Die sexualisierte Weiblichkeit, die in anderen Bereichen wie Film- und Musikbusiness die Prominenz und Achtung vieler Frau steigert, hat in der Politik mit zu Paulis Abstieg beigetragen. Für Frauen gibt es in der Politik und Wirtschaft nicht so viele Rolemodels, wie man als mächtige und erfolgreiche Frau auszusehen und sich zu verhalten hat. Es gibt nicht nur Anzug und Smoking, sondern viele Möglichkeiten ins Fettnäpfchen zu treten.

Zum Schluss

Die Reaktionen auf Politikerinnen bzw. ihre Forderungen zeigen, dass die Bundespolitik keine Ausnahme in der Gesellschaft bildet, sondern dass Frauen dort genauso sexistischen Rollenerwartungen ausgesetzt sind.

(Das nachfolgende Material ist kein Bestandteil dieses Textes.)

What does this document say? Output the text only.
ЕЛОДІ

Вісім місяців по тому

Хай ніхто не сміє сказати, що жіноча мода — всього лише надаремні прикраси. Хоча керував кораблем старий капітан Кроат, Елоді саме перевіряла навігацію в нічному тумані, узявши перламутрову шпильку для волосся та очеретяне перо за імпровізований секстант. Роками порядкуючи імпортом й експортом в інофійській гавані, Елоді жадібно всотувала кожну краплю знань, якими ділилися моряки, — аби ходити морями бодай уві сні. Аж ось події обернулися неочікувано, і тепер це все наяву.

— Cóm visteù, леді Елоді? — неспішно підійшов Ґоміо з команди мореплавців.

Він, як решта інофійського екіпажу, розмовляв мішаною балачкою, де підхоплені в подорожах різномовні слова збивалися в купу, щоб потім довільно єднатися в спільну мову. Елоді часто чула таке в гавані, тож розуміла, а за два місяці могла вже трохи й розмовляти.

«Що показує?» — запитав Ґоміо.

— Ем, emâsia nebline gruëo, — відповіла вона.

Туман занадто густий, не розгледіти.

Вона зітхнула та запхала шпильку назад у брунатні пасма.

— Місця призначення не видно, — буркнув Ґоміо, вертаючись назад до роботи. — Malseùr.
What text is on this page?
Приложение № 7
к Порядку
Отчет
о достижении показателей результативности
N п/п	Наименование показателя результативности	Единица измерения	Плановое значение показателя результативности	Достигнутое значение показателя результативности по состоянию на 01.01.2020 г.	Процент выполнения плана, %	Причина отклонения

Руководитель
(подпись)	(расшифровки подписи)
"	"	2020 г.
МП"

Eine Steigerung der Präsenz von Frauen in der Politik bedeutet eben nicht, dass sich unemanzipatorische Frauenbilder ändern. Angela Merkel als Bundeskanzlerin täuscht nur darüber hinweg, wie schlecht Frauen in anderen Feldern gestellt sind. Leider geht es in den Debatten mehr um Frauenrollen als um Emanzipation. Erschreckend ist, wie hartnäckig sich die Vorstellungen über die angebliche natürliche Differenz von Männern und Frauen halten. Auch wenn Frauen in männlich konnotierte Bereiche vordringen, wird ihnen doch nur der ihrer Weiblichkeit entsprechende Platz eingeräumt, ohne dass sich an dem Geschlechterverhältnis strukturell etwas ändert. An herkömmlichen Rollenbildern wird festgehalten. Die Feststellung, dass „doch schon alles erreicht“ sei und dass Frauen alle Möglichkeiten offen ständen, individualisiert die Verantwortung für die Geschlechterhierarchien. „Ihr seid doch selber Schuld, wenn ihr Kinder bekommt – und das mit der Karriere nicht trotzdem hinkriegt“, führt uns nicht zuletzt die Familienministerin vor. Von einem Backlash kann insofern die Rede sein, als das wieder auf alte Rollenmodelle zurückgegriffen wird. Die Emanzipation der Frau wird als gescheitert erklärt und als Ausweg werden als erstes der Herd und die Kinder ausgerufen. Bis auf subkulturelle Randerscheinungen kann man in der Öffentlichkeit keine Indizien dafür finden, dass Gleichberechtigung oder die Dekonstruktion der Geschlechterrollen angestrebt wird.